C’était prévisible. Les soutiens du pouvoir n’ont pas tardé à réagir à la résolution du parlement européen sur la situation des droits de l’homme en Algérie, adoptée jeudi dernier. Sans surprise, les premières réactions viennent du FLN et du RND. Mais une « nouvelle recrue » leur fait déjà la concurrence sur ce terrain. Il s’agit du parti Jil Jadid et son président Sofiane Djilali.

Ayant observé un silence des cathédrales suite au soutien affiché par le président français Emanuel Macron à son homologue, Abdelmadjid Tebboune, ces derniers ont procédé, depuis ce matin, à une véritable levée des boucliers. Ils crient « à l’ingérence ».

En effet, Sofiane Djilali qui a fraîchement intégré le cercle du régime, qualifie la résolution du parlement européen « d’humiliation pour le peuple algérien » et « d’ingérence dans les affaires internes du pays ».

« La résolution du parlement européen est un affront à l’honneur des Algériens et une tentative de mise sous protectorat de l’Algérie. Aux patriotes de protéger notre souveraineté.
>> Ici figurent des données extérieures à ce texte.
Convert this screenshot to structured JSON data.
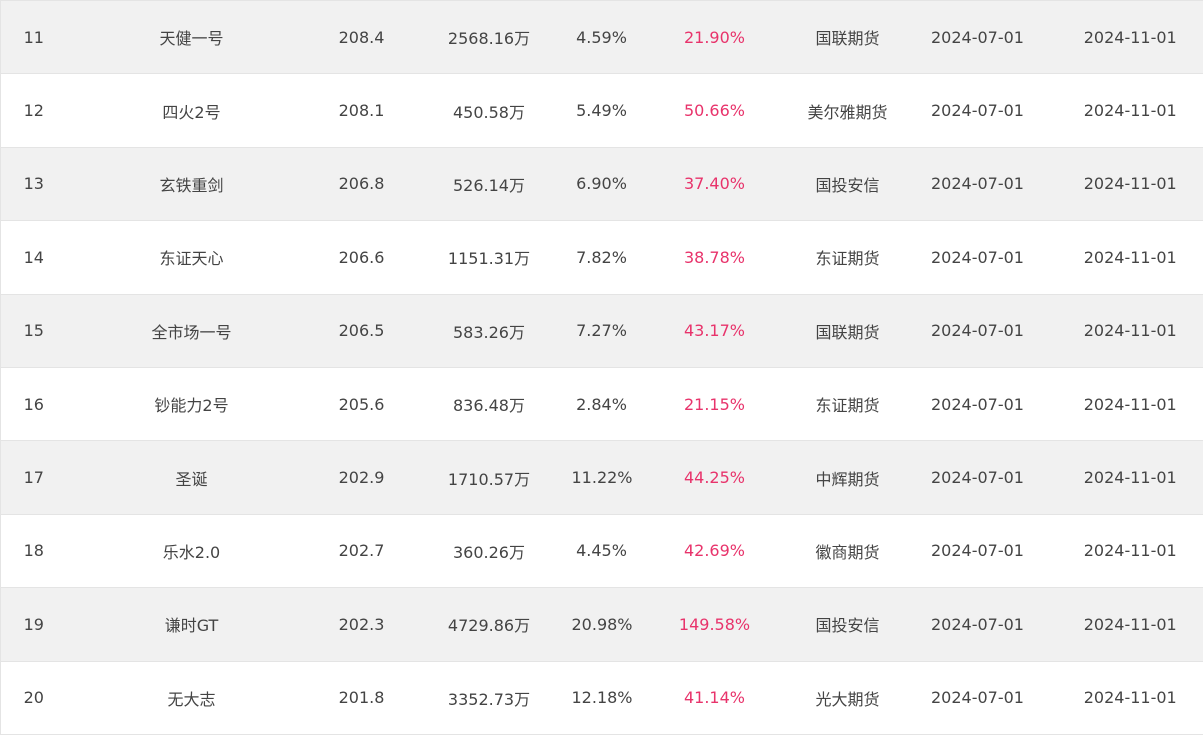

Le changement oui, le chaos non ! », estime-t-il dans un post sur sa page Facebook.

Outre ce parti, le RND qualifie de « fausses allégations » le constat sur la situation des droits de l’homme dressé dans la résolution du Parlement européen. «Ce type d’ingérence est susceptible de nuire aux relations entre l’Algérie et l’Union européenne car c’est une tentative de porter atteinte à la stabilité dont jouit notre pays par rapport à d’autres Etats européens », note ce parti, qui, rappelons-le, a été violemment chargé par les Algériens en raison de sa participation à la crise multiforme que traverse le pays.

Partie prenante de la même crise dont souffre l’Algérie, le FLN n’a pas également tardé à réagir en « qualifiant d’«odieuse ingérence dans les affaires intérieures de l’Algérie ». « Cette résolution est un copier-coller de la résolution de la honte émise par la même partie le 28 novembre 2019 dans une odieuse ingérence dans les affaires intérieures des Algériens, lesquels ont su répondre aux voix éhontées qui ont tenté de porter atteinte à leur souveraineté, en participant en masse à l’élection présidentielle du 12 décembre 2019 où une volonté populaire libre s’est exprimée, de l’aveu même des ennemis », estime encore cette formation.

Pour rappel, le Parlement européen a adopté, jeudi, une résolution urgente dénonçant les multiples atteintes aux droits de l’homme en Algérie et demandant aux autorités de respecter les engrangements internationaux de l’Algérie.